Yoğun iş yaşamı ve gündelik koşuşturma içinde çocuğumuza yeterince zaman ayırıyor muyuz
Çocuk ve Ergen Psikoloğu Duygu Demirhan, aileleriyle “kaliteli”
zaman geçiren çocukların çok daha mutlu, başarılı ve özgüvenli olduğunu
söylüyor. Kaliteli zaman geçirmeyi, ebeveyn ve çocuk arasındaki ilişkiyi
besleyip güçlendiren, aile ve çocuğun birlikte olmaktan keyif aldıkları zaman
dilimi olarak tanımlayan Demirhan ailelere şu uyarılarda bulunuyor:
İletişim kurun
Oyuncaklarıyla
oynayan çocuğun yanında oturup e-postalara bakmak, sosyal medyayı takip etmek,
gündelik işleri yapmak kaliteli zaman anlamına gelmez. Çocuklarla sadece oyun
oynamak, etkinlik yapmak da kaliteli bir zaman için yeterli değildir. Anne
babalar çocuklarıyla sohbet ederek, gazete, kitap veya dergi okuyarak, kendi
günlük hayatlarından bahsederek de kaliteli zaman geçirebilirler. Burada ki en
önemli nokta karşılıklı iletişimin olduğu, etkileşimin yaşandığı zamanlar
yaratılmasıdır.
En az 30 dakika ayırın
Çocukla kaliteli zaman geçirmek saatlerce beraber vakit
geçirmek değildir. Sürekli olmak kaydıyla günde ortalama 30 dakikanızı
çocuğunuza “özel” geçireceğiniz bir zaman dilimi olarak ayırın. Özellikle hafta
sonları alışveriş merkezlerinde geçirilen zaman asla kaliteli zaman değildir.
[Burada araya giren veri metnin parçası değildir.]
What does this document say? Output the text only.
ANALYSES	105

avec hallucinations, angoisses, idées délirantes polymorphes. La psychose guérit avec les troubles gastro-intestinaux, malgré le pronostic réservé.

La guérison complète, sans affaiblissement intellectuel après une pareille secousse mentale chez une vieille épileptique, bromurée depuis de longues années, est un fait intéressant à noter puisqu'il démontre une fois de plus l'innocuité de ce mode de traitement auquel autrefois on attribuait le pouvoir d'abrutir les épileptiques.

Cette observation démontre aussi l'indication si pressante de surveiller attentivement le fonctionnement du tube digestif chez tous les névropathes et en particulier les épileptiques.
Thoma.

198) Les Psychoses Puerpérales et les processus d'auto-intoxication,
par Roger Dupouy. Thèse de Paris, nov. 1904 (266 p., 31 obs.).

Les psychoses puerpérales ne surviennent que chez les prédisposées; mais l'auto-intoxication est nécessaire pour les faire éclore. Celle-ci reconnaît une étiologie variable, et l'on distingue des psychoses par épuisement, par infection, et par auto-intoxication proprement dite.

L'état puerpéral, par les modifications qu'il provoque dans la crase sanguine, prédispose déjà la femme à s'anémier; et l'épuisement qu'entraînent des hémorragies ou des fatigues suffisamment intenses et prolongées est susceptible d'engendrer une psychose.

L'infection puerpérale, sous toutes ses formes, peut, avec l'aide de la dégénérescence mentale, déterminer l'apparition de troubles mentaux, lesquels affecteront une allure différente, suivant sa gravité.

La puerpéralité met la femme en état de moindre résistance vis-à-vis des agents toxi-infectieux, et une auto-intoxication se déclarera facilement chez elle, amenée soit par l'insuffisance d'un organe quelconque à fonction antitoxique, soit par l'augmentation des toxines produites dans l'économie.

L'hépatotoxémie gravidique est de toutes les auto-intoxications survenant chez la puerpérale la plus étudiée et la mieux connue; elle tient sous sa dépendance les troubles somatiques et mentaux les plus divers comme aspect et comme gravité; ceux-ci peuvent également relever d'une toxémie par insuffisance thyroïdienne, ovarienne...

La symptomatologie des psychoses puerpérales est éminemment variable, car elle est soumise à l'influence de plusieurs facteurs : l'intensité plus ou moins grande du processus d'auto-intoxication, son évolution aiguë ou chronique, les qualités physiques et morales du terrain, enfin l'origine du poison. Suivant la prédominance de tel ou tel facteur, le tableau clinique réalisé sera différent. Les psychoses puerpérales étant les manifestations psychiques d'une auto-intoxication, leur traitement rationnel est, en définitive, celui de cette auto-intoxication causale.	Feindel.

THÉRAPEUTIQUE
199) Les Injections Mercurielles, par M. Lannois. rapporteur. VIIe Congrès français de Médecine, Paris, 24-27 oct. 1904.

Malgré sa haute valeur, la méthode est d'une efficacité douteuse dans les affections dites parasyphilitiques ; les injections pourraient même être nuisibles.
Çünkü konuşmadan, sözlü-sözsüz temas kurmadan yürümek ve gezmek kaliteli zaman
olarak değerlendirilmez. Yani birlikte zaman geçirmekle, kaliteli zaman
geçirmek arasında fark vardır.
Paylaşımı artırın
Mümkün olduğunca akşam yemeklerini evde beraberce yemek,
10 dakika bile olsa beraber oyun oynamak, gün içinde yapılanlarla ilgili sohbet
etmek de aile içi paylaşımı arttıracaktır. Annenin ev işi yaparken veya yemek
pişirirken çocuğuyla konuşması ve onun yanında bulunmasına izin vermesi bile
aslında bir beraberliktir. Bu süre boyunca, birbirleriyle sohbet etmek, çocuk
açısından yeterli ilgilenilme duygusunu sağlayacaktır.
3-6 Yaş aralığına dikkat
Özellikle 3-6 yas arası dönemde biyolojik cinsiyete uygun
sosyal davranışların gelişmesi açısından erkek çocuk ve baba, kız çocuk ve anne
paylaşımlarının artırılması da yararlı olacaktır. Unutmamalıyız ki bir çocuğa
zarar vermek sadece fiziksel şiddet uyguluyor olmak değildir. Yeteri zamanı
ayırmamak da çocuğa verilen en büyük zarardır. Yukarıda da belirtildiği gibi
ihmal edilen çocuklarda özgüven eksikliği, öfke kontrol problemleri ve
depresyon gelişme riski oldukça yüksektir.